Cy Young Award: Max Scherzer, Washington Nationals/Los Angeles Dodgers
This was the award that I struggled with the most. The NL was stacked with deserving pitching performances this year but ultimately I narrowed it down to Zach Wheeler and Max Scherzer. Wheeler was an absolute workhorse for the Phillies. Without Harper and Wheeler the Phillies are in the cellar of the east and possibly the National League. His 213 innings led all of MLB, as did his 3 complete games (tied with German Marquez and Adam Wainwright). In fewer starts than Scherzer, Wheeler threw more innings and recorded more strikeouts.
Ultimately I decided to give the award to Mad Max based on a few factors. First, down the stretch for the Dodgers Scherzer was absolutely brilliant.
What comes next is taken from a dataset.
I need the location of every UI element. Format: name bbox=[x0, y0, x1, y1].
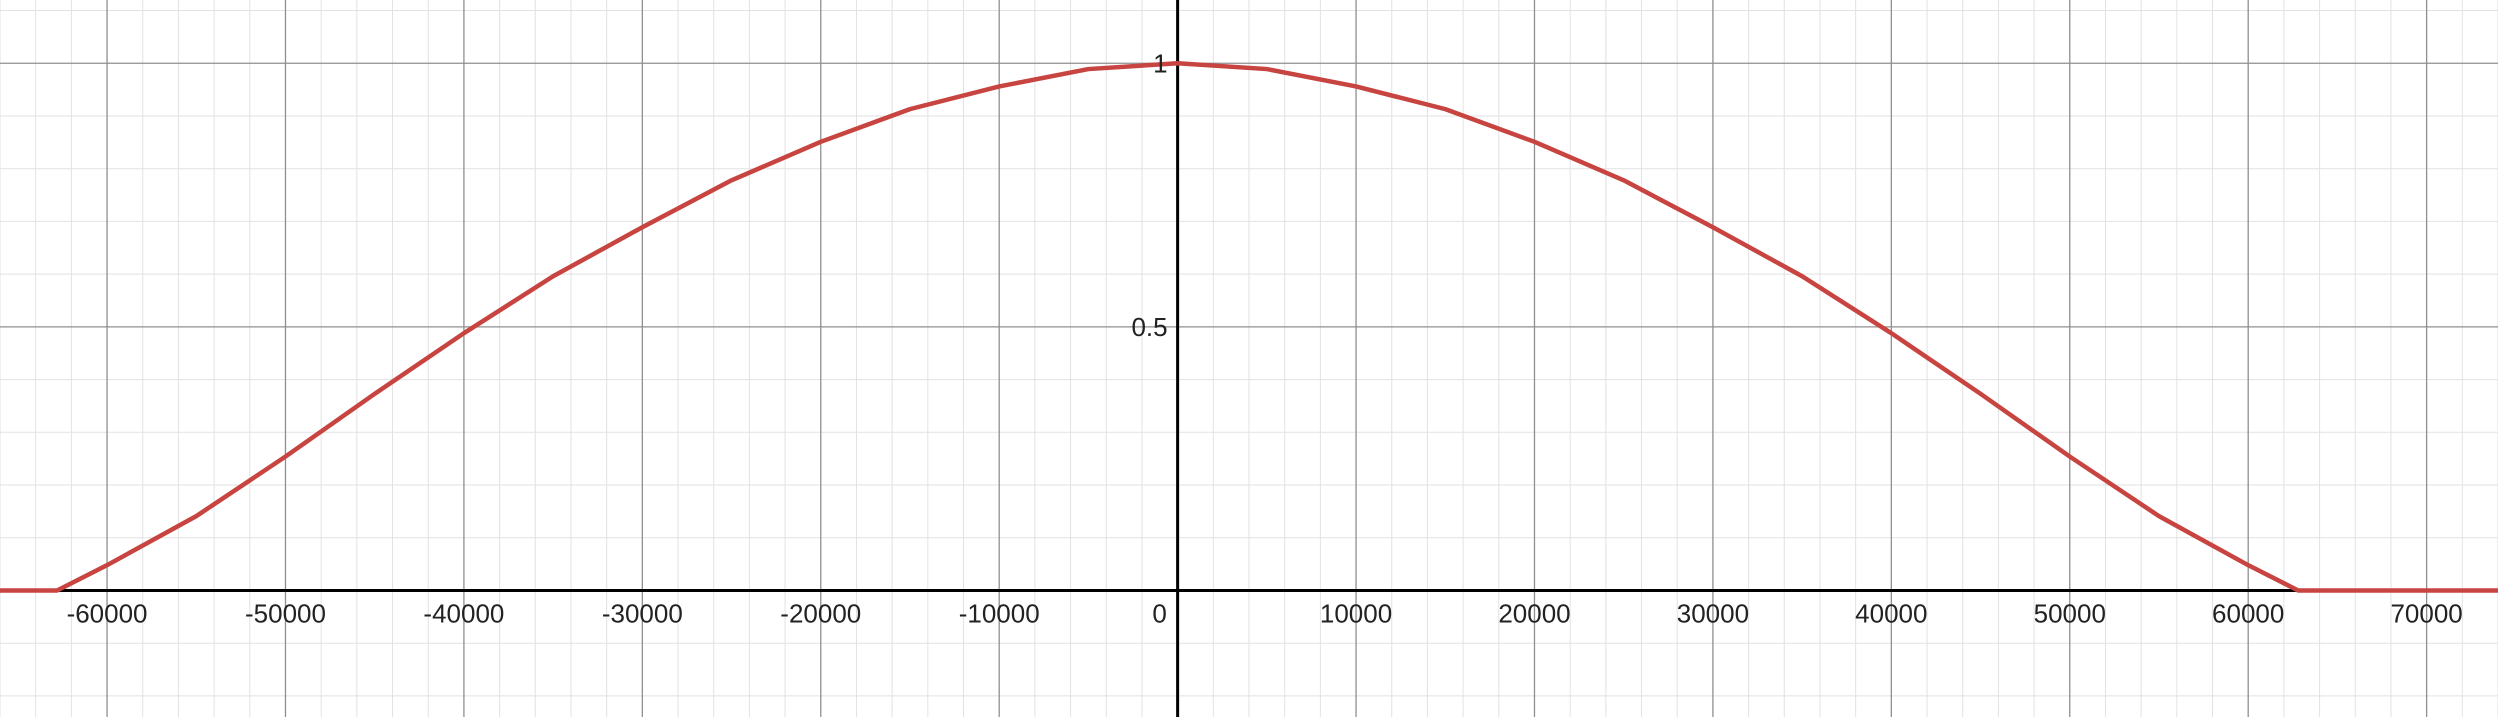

In Los Angeles, he posted a 7-0 record with a 1.98 ERA, striking out 89 over 68 ⅓ innings with just 8 walks. When his team needed him the most he did what Cole and Ray didn’t; he showed up. Second, the added difficulty of moving across the country in the middle of the season and adjusting to a new city, ballpark, staff, and catchers. Scherzer was already in the running during his final half-season in D.C., and the fact that he didn’t miss a beat, and actually got even better from making the move speaks volumes to me. Finally, although Wheeler threw more innings in less starts I found Max’s innings to be more dominant. It was near impossible to reach base against Scherzer in 2021. He led both leagues in WHIP and H/9 and led the national league in BB/9, so ultimately the award goes to him.
Rookie of the Year: Jonathan India, Cincinnati Reds
This one was a toss up between India and Marlins southpaw Trevor Rodgers. Rodgers dazzled for a sub-par Marlins team, but India’s .376 OBP led all qualified rookies and .835 OPS led NL rookies and only trailed Rays OF Randy Arozarena among all rookies. The on base number really is what sold me, as he finished 6th in the entire National League. Getting on base nearly 38% of the time as an experienced player is excellent, and even more impressive as a freshman.
Manager of the Year: Gabe Kapler, San Francisco Giants
Kapler was another easy choice. The talk of the west pre-season was all about the Padres and Dodgers, but right out of the gate Kapler and the Giants took off and never looked back. I don’t know what Kapler’s secret to turning around a team of 30-something year olds several years into their decline was, but he did it and he is the only logical choice for this award.
Comeback Player of the Year: Buster Posey, San Francisco Giants
In my mind Gerald Depsey Posey has been a Hall of Famer since 2012, but if anyone had any doubts those are now erased. First ballot, greatest catcher of all time, and 2021 Comeback Player of the Year should all be on Posey’s resume. After taking 2020 off due to the COVID-19 pandemic, the birth of a new child, and a down year in 2019, Posey was once again the heart and soul of a great Giants team. He posted a .300+ average for the first time since 2017, mashed more home runs than he did in 2019 and 2018 combined, and got on base a whopping 39% of the time. Another future first ballot Hall of Famer Joey Votto’s 2021 resurgence is also worth noting, but Posey’s impact on the comeback team of the year wins him this award.